Opinion articles provide independent perspectives on key community issues, separate from our newsroom reporting.

Op-Ed

Beshear’s brags about Kentucky’s health-care success ring hollow

In case you missed it, former Gov. Steve Beshear gave the Democrats’ response to President Trump’s recent address to Congress. His selection was predictable given Republican disarray on health care policy and Democrat disarray in the heartland. Democrats are lately losing big among drawling, white men like Beshear.

It has been beaten into our heads that Kentucky has been an Obamacare success story. Beshear was even President Obama’s guest of honor at the 2014 State of Union Speech. Why? Because Steve Beshear’s website actually worked. That, and he expanded Medicaid.

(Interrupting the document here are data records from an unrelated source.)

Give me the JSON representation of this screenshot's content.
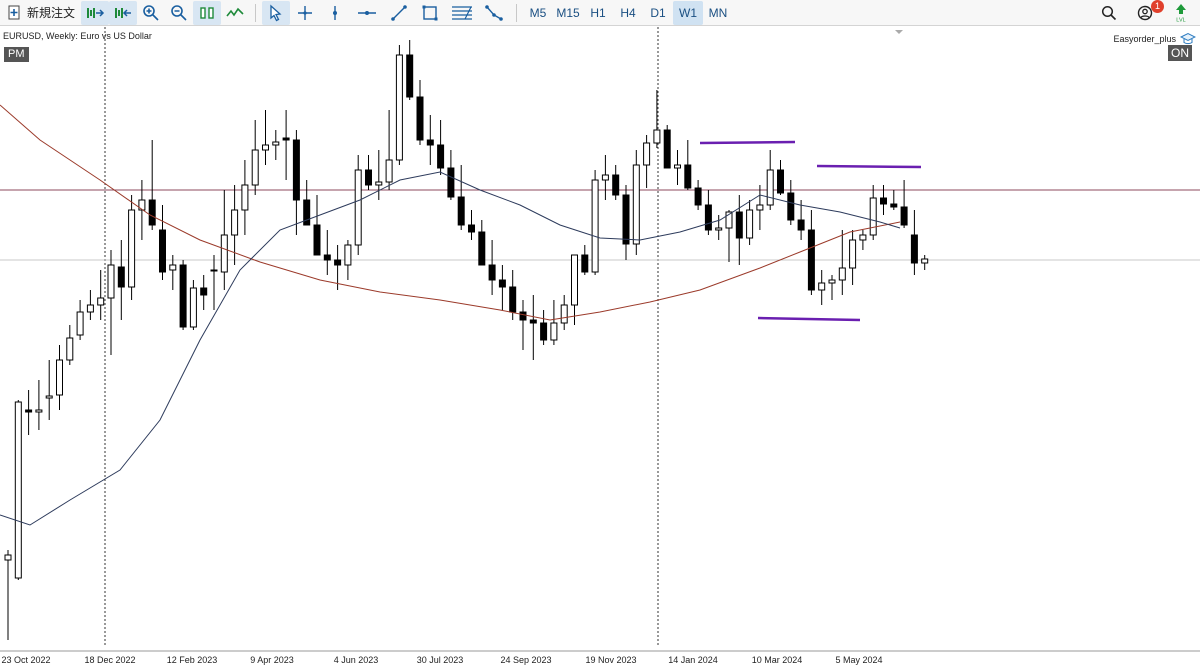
{
  "toolbar": {
    "new_order_label": "新規注文",
    "timeframes": [
      "M5",
      "M15",
      "H1",
      "H4",
      "D1",
      "W1",
      "MN"
    ],
    "active_timeframe": "W1",
    "notification_count": "1"
  },
  "chart": {
    "symbol_title": "EURUSD, Weekly:  Euro vs US Dollar",
    "pm_badge": "PM",
    "ea_name": "Easyorder_plus",
    "ea_status": "ON",
    "date_labels": [
      "23 Oct 2022",
      "18 Dec 2022",
      "12 Feb 2023",
      "9 Apr 2023",
      "4 Jun 2023",
      "30 Jul 2023",
      "24 Sep 2023",
      "19 Nov 2023",
      "14 Jan 2024",
      "10 Mar 2024",
      "5 May 2024"
    ],
    "colors": {
      "bull_body": "#ffffff",
      "bear_body": "#000000",
      "fast_ma": "#2d3b5c",
      "slow_ma": "#9b3a2a",
      "trendline": "#6a1fb0",
      "horizontal_line": "#8c4a5e",
      "bid_line": "#c8c8c8"
    }
  }
}
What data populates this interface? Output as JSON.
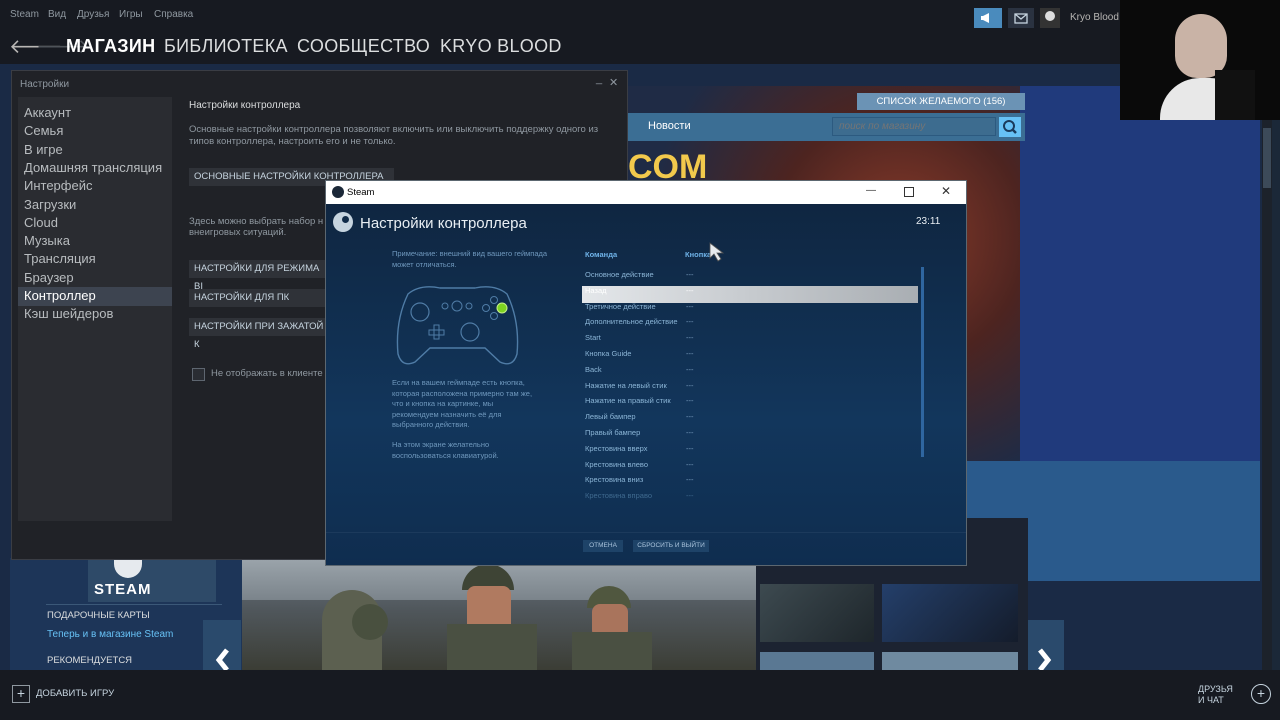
{
  "topmenu": {
    "items": [
      "Steam",
      "Вид",
      "Друзья",
      "Игры",
      "Справка"
    ]
  },
  "nav": {
    "tabs": [
      "МАГАЗИН",
      "БИБЛИОТЕКА",
      "СООБЩЕСТВО",
      "KRYO BLOOD"
    ],
    "username": "Kryo Blood"
  },
  "store": {
    "wishlist": "СПИСОК ЖЕЛАЕМОГО (156)",
    "news": "Новости",
    "search_placeholder": "поиск по магазину",
    "brand_fragment": "COM",
    "steam_logo": "STEAM",
    "gift_cards": "ПОДАРОЧНЫЕ КАРТЫ",
    "now_in_store": "Теперь и в магазине Steam",
    "recommended": "РЕКОМЕНДУЕТСЯ"
  },
  "settings": {
    "title": "Настройки",
    "close_label": "✕",
    "min_label": "_",
    "sidebar": [
      "Аккаунт",
      "Семья",
      "В игре",
      "Домашняя трансляция",
      "Интерфейс",
      "Загрузки",
      "Cloud",
      "Музыка",
      "Трансляция",
      "Браузер",
      "Контроллер",
      "Кэш шейдеров"
    ],
    "active_index": 10,
    "section_title": "Настройки контроллера",
    "section_desc": "Основные настройки контроллера позволяют включить или выключить поддержку одного из типов контроллера, настроить его и не только.",
    "btn_general": "ОСНОВНЫЕ НАСТРОЙКИ КОНТРОЛЛЕРА",
    "para2_line1": "Здесь можно выбрать набор н",
    "para2_line2": "внеигровых ситуаций.",
    "btn_bigpicture": "НАСТРОЙКИ ДЛЯ РЕЖИМА BI",
    "btn_pc": "НАСТРОЙКИ ДЛЯ ПК",
    "btn_hold": "НАСТРОЙКИ ПРИ ЗАЖАТОЙ К",
    "checkbox_label": "Не отображать в клиенте"
  },
  "dialog": {
    "window_title": "Steam",
    "title": "Настройки контроллера",
    "clock": "23:11",
    "note": "Примечание: внешний вид вашего геймпада может отличаться.",
    "help1": "Если на вашем геймпаде есть кнопка, которая расположена примерно там же, что и кнопка на картинке, мы рекомендуем назначить её для выбранного действия.",
    "help2": "На этом экране желательно воспользоваться клавиатурой.",
    "col_command": "Команда",
    "col_button": "Кнопка",
    "rows": [
      {
        "command": "Основное действие",
        "key": "---"
      },
      {
        "command": "Назад",
        "key": "---"
      },
      {
        "command": "Третичное действие",
        "key": "---"
      },
      {
        "command": "Дополнительное действие",
        "key": "---"
      },
      {
        "command": "Start",
        "key": "---"
      },
      {
        "command": "Кнопка Guide",
        "key": "---"
      },
      {
        "command": "Back",
        "key": "---"
      },
      {
        "command": "Нажатие на левый стик",
        "key": "---"
      },
      {
        "command": "Нажатие на правый стик",
        "key": "---"
      },
      {
        "command": "Левый бампер",
        "key": "---"
      },
      {
        "command": "Правый бампер",
        "key": "---"
      },
      {
        "command": "Крестовина вверх",
        "key": "---"
      },
      {
        "command": "Крестовина влево",
        "key": "---"
      },
      {
        "command": "Крестовина вниз",
        "key": "---"
      },
      {
        "command": "Крестовина вправо",
        "key": "---"
      }
    ],
    "selected_index": 1,
    "btn_cancel": "ОТМЕНА",
    "btn_reset": "СБРОСИТЬ И ВЫЙТИ"
  },
  "bottom": {
    "add_game": "ДОБАВИТЬ ИГРУ",
    "friends_line1": "ДРУЗЬЯ",
    "friends_line2": "И ЧАТ"
  }
}
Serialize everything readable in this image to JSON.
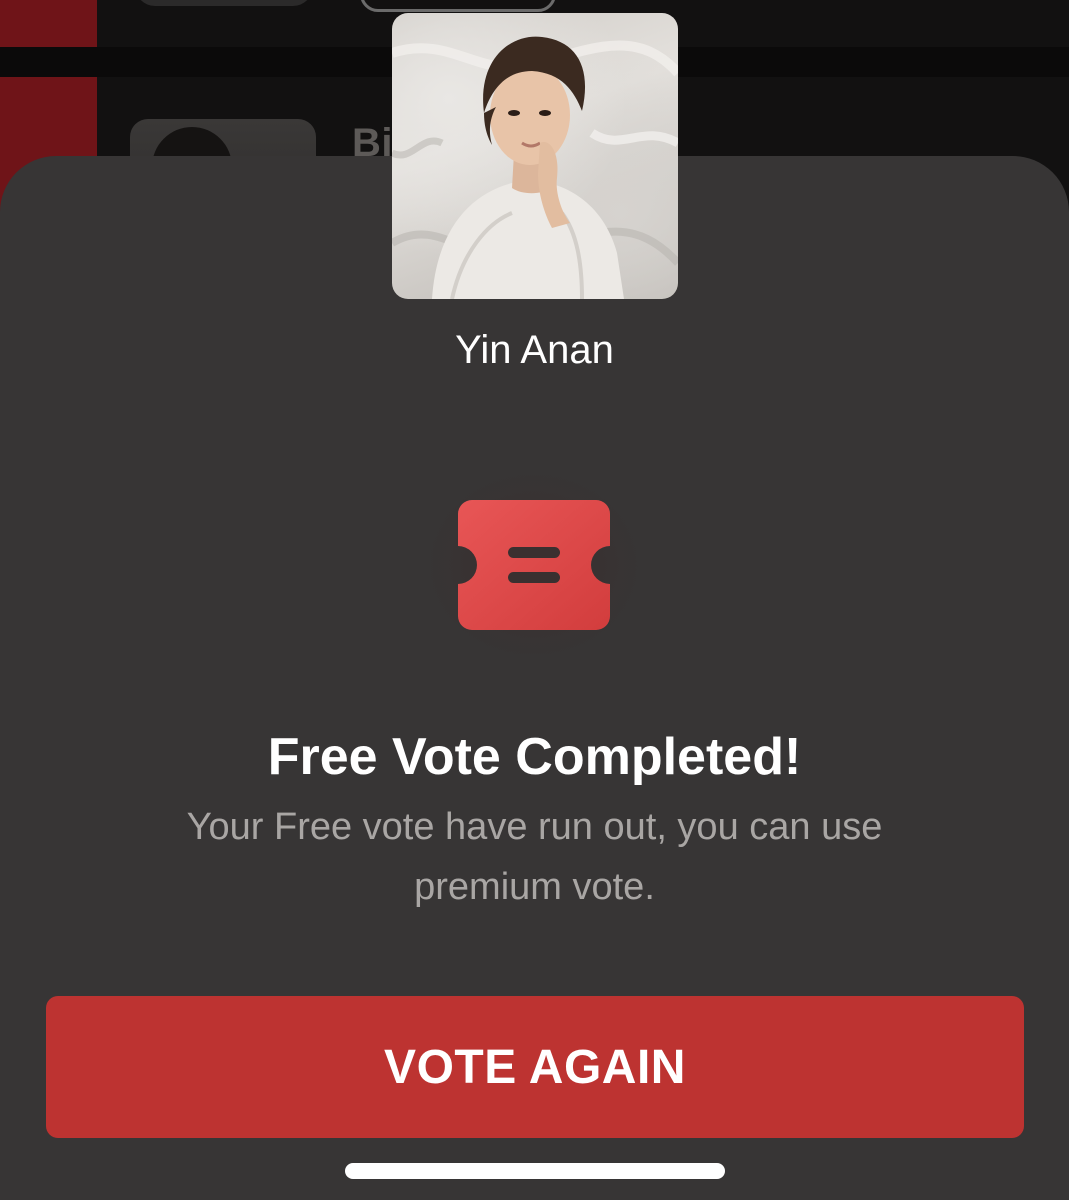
{
  "background_list": {
    "row_2_name": "Bi                          ng"
  },
  "dialog": {
    "artist_name": "Yin Anan",
    "artist_photo_alt": "Yin Anan",
    "icon": "ticket-icon",
    "title": "Free Vote Completed!",
    "message": "Your Free vote have run out, you can use premium vote.",
    "button_label": "VOTE AGAIN"
  },
  "colors": {
    "sheet_background": "#373535",
    "accent_red": "#bd3331",
    "ticket_red": "#e04a4a",
    "rank_strip_red": "#6f1418"
  }
}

The former governor is proud that 500,000 people now have health insurance in Kentucky. But let’s be honest. Nearly all of those people, including childless, non-working, able-bodied adults, are now on Medicaid. People rightly question why the nation’s individual health insurance market was blown up to have a massive Medicaid expansion. If the Democrats had initially proposed higher taxes and a stand-alone Medicaid expansion, which is what Obamacare is rapidly becoming, it never would have happened.

Playing the fear card, Beshear warned that a repeal of Obamacare will imperil people’s health. Because the subsidized, commercial insurance side of Obamacare is already collapsing, what he is really discussing is rolling back Medicaid. Is there anything other than anecdotal evidence that his Medicaid expansion has improved Kentuckians’ health or decreased emergency room use? And at what cost? When there is a shortage of primary care doctors, sick people go to the emergency room, especially if it is free. Two separate studies of the 2008 Oregon Medicaid expansion published in the New England Journal of Medicine undermine the dogma that Medicaid expansions make people healthier and less likely to use emergency rooms.

Ohio Republican Gov. John Kasich believes that expanding Medicaid is the “Christian thing to do.” Beshear echoes those words. Would Jesus consider the piling of debt on the backs of children, or the taxing of able-bodied adults who work to benefit able-bodied adults who don’t, to be charity? When you tax Neighbor A to benefit Neighbor B, the latter become useful politically. Neighbor A is the person quietly suffering under the higher taxes, higher premiums, higher deductibles, and higher co-pays of Obamacare.

Like using meth, the Medicaid expansion is a short-term money buzz that will cause chronic, long-term damage. Beshear evidently considers himself a patriot and a man of compassion, but his moral preening does not negate the truth. Creating more debt in Washington, and more dependency in poor states like Kentucky, will ultimately harm those states and the republic when the bills come due. Is that patriotism and compassion?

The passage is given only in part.